Kebiasaan menumpang angkutan saat sekolah, terbawa sampai sekarang.  Bedanya, jalanan yang sekarang tambah lebar karena pindah kota.  Tetapi masihkah berakrobat? Tentu.  Hal yang berbeda hanyalah saat jalanan macet.  Pada saat penumpang turun bis kota pun, laju bis tidak terhenti.  "Kaki kiri.. Kaki kiri," teriak kondektur memaksa kaki kiri penumpang yang lebih dahulu menginjak aspal.  Dag..Dig..Dug..Debar jantung seorang penumpang berdegup kencang.  Debar jantung bertambah keras, jika penumpang seorang wanita hamil.  Inilah pengalaman naik metromini di Jakarta, sebelum angkutan berbasis teknologi aplikasi saat ini.

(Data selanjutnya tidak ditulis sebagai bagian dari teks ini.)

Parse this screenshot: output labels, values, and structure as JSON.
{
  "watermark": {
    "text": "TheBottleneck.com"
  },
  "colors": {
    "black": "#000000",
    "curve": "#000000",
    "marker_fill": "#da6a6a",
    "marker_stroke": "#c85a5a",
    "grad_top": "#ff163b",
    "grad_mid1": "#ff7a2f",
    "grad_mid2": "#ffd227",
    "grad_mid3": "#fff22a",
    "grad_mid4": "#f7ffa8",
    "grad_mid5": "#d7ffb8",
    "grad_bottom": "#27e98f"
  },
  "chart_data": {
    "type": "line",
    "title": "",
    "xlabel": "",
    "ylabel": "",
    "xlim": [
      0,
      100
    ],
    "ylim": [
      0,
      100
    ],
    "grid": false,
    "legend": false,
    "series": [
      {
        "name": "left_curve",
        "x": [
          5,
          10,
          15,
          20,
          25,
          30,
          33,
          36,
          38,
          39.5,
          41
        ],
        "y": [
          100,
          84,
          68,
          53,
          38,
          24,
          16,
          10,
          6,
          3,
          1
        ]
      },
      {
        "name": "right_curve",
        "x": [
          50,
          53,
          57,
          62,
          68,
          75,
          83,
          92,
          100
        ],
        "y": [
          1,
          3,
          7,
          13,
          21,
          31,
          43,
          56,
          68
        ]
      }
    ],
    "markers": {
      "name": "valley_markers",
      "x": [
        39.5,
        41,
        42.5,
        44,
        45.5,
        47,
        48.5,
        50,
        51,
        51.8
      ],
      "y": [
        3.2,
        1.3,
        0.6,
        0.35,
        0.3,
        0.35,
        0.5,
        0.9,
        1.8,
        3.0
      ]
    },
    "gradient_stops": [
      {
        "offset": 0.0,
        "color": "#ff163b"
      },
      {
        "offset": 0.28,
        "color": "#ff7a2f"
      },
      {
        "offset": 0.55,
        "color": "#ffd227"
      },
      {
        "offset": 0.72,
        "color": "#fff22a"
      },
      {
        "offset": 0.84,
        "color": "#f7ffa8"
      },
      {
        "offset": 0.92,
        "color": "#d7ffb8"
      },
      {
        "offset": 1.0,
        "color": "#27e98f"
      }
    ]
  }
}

Mungkin keadaan-keadaan di atas bagi banyak orang kaya ibukota menteror ketenangan hidup.  Menegangkan dan mempertaruhkan nyawa.  Ibarat kita bermain di taman hiburan, kita membeli ketegangan, di jalanan kita bertaruh nyawa.  Namun, bagi yang mau tidak mau karena terpaksa dan butuh, naik angkot bisa karena biasa.  Tidak ada hal aneh.  Hanya perlu kesabaran dan menenangkan si jantung kesayangan.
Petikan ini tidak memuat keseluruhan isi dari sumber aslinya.